Migration to cities is now so powerful, so universal, that people will create cities, of sorts, simply through migration—cities that literally consist mainly of the people who inhabit them on a given day.
Naps are essential to my process. Not dreams, but that state adjacent to sleep, the mind on waking.
What technology do you use in your daily life?
Currently my relatively new iPad, which I’m just sort of taking the measure of. I’m not an early adapter [sic: adopter] of technology. I’ve got this five-year-old flip phone that’s starting to look like a water-worn stone. I’ve never had an iPhone. I don’t have a lot of sexy high-tech gear around. But if I see people with sexy high-tech gear I go right over and have a look. But what I’m observing is how they relate to it and what it seems to mean to them and what they might be doing with it that the manufacturer never imagined.
You’ve taken to Twitter (@GreatDismal).
I have indeed. I’ve taken to Twitter like a duck to water. Its simplicity allows the user to customize the experience with relatively little input from the Twitter entity itself. I hope they keep it simple. It works because it’s simple. I was never interested in Facebook or MySpace because the environment seemed too top-down mediated. They feel like malls to me. But Twitter actually feels like the street. You can bump into anybody on Twitter.
You have more than 32,000 people following your feed. But you’re only following 87 people. How do you decide whom you’re reading?
I do it on the basis of random encounters, for the most part. Usually the stuff that entertains me has some kind of high-information content. The people I’m following work for me as a sort of conglomerate aggregator of novelty. As it is, with 87 people it’s more than I can take in.
You’re using it in a different way than many other people do. There’s a lot of output on Twitter, not a lot of taking anything else in.

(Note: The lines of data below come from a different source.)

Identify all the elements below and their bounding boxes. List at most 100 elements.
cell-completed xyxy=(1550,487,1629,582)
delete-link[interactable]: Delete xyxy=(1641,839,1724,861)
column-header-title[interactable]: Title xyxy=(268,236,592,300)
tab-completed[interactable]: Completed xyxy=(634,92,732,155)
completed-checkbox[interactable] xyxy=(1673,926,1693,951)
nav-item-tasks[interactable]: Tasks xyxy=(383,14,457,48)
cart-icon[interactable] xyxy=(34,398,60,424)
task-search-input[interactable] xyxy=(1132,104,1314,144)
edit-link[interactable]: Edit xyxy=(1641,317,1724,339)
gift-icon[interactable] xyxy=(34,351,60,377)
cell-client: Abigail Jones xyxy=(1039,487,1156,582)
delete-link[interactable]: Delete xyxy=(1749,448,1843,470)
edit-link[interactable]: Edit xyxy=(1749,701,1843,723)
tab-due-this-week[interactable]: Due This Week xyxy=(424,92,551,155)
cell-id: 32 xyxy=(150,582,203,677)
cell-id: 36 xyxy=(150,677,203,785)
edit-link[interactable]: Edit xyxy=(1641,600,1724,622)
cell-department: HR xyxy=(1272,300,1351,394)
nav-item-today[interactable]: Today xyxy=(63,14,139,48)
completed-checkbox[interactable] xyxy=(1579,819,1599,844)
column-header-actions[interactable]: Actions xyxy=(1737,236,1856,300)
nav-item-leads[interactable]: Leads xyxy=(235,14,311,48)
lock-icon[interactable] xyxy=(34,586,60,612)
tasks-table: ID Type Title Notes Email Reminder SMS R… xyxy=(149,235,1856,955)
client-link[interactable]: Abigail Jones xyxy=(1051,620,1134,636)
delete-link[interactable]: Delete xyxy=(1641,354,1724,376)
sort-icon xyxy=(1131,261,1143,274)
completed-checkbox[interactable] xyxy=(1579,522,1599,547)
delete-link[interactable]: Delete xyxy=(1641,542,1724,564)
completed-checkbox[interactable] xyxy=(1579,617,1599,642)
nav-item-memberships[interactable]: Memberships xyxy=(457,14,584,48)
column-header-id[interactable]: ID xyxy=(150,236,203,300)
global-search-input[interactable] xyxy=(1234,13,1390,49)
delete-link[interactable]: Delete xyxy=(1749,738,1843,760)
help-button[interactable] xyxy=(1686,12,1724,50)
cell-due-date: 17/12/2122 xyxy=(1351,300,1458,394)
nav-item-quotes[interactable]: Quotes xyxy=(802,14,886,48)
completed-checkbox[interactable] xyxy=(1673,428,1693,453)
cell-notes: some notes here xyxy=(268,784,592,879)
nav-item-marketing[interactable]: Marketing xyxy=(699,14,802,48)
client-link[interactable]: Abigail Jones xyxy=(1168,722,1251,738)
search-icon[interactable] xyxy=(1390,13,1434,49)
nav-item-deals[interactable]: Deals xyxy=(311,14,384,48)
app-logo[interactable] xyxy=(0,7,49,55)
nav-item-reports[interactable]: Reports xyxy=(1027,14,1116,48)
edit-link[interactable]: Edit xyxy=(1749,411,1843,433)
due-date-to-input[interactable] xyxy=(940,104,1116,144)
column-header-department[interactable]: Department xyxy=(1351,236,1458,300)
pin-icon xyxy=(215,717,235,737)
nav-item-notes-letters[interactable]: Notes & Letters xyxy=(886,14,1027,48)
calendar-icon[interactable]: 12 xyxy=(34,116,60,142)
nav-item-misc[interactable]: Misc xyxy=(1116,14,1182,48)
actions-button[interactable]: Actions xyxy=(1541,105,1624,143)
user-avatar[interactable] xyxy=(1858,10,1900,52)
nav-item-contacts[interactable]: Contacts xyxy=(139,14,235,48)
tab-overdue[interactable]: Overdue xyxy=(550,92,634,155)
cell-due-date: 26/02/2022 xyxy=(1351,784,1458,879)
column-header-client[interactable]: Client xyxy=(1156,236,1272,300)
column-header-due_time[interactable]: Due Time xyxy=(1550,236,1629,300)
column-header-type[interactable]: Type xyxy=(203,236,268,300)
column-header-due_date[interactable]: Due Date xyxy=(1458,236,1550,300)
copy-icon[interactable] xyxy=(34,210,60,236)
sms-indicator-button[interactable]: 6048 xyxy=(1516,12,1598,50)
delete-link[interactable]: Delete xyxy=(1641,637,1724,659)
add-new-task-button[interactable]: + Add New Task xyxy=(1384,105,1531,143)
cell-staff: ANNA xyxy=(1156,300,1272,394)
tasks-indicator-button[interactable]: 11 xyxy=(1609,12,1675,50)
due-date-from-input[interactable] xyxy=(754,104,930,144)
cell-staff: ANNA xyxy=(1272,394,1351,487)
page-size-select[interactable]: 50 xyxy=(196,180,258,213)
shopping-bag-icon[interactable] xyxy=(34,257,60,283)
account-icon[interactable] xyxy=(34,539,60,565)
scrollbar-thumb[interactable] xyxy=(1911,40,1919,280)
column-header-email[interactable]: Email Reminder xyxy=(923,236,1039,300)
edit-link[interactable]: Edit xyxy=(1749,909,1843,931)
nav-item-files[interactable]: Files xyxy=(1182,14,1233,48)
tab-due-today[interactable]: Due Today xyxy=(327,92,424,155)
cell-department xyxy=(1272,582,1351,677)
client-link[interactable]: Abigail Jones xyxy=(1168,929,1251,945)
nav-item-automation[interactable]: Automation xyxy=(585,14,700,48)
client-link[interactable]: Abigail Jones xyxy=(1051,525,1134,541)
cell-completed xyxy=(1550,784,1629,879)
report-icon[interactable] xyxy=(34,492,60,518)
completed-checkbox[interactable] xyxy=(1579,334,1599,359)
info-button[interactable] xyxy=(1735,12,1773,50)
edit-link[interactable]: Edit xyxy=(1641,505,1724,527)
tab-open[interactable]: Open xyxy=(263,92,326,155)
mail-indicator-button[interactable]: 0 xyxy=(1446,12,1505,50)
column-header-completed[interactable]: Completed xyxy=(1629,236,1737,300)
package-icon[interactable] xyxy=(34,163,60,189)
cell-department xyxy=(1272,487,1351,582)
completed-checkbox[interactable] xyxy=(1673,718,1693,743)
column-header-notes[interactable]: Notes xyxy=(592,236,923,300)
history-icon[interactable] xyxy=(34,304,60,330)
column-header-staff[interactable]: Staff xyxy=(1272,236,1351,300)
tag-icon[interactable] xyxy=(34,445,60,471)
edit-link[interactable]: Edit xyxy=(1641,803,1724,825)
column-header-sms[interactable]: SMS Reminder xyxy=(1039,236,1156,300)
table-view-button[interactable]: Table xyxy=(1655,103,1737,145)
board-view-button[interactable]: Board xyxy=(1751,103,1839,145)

Twitter’s huge. There’s a whole culture of people on Twitter who do nothing but handicap racehorses. I’ll never go there. One commonality about people I follow is that they’re all doing what I’m doing: They’re all using it as novelty aggregation and out of that grows some sense of being part of a community. It’s a strange thing. There are countless millions of communities on Twitter. They occupy the same virtual space but they never see each other. They never interact. Really, the Twitter I’m always raving about is my Twitter.
Where Does Google Begin, And We Leave Off?
The commensualistic relationship between Google and us, the edglings that inhabit the web, leads to all manner of confusion and insights.
William Gibson worries that we are unpaid for the social gestures that we festoon the web with, such as links, that Google’s refinery converts into search engine gold. He goes so far as to say, poetically, that Google is made of us:
Google is made of us, a sort of coral reef of human minds and their products.
via Google’s Earth
David Weinberger clarifies the relationship, but raises a deeper question about Google’s potentially negative impact on our web ecology:
David Weinberger, What’s ours in the Age of Google?
So, whats confusing about Google is that it feels so much like it is ours — for us, like us, of us. it is not just another entity in our ecology but is an important enabler of it. But, we also know that it’s a corporation out to make money. We don’t know how to make sense of this so long as we hold both sides of what, traditionally, would be a paradox. As Gibson says, we have not seen its like before.
The confusing part reflects the hope: Perhaps in this new world were building for one another on line, we can get past the age-old assumed alienation of business from customer. The Net is ours. We built it for ourselves and for one another. We’ve done so using collaborative techniques few would have predicted would have worked. The Net is ours profoundly. Google has seemed to be the one BigCo that genuinely understands that — understands it beyond a mere alignment of interests dayenu!, understands the depth and importance of the way in which the Net is ours.
So, when Google acts in a way that seems to benefit itself but not us — arguably in its initial proposed Google Books settlement and the Googizon proposal — the violence of the shock measures the depth of our belief that Google is ours — for us, like us, of us. If even Google is not ours, is there then no hope that this time, in this new world, we can get past the structural antagonisms and distrust that have characterized the old world of our economy and culture?
Perhaps if Google were clearly committed to being a ‘forporation’ (as Umair haque styles it), a corporation dedicated to advancing certain principles, and not just another C corporation, perhaps then we might be less worried.
Google has become so large, and so entwined in our experience and economics, perhaps it is inevitable that it casts a shadow and starts to feel like some outside force, like gravity, clearly beyond out control and around which we simply have to adapt.
And I have no faith in the US or other governments to compel Google to do no harm, even if we could define exactly what that is.
Google’s Earth - William Gibson
Google is made of us, a sort of coral reef of human minds and their products.
Gibson wonders about Google’s role in our world, and how it is a reflection of us, a tool that shapes us as we use it.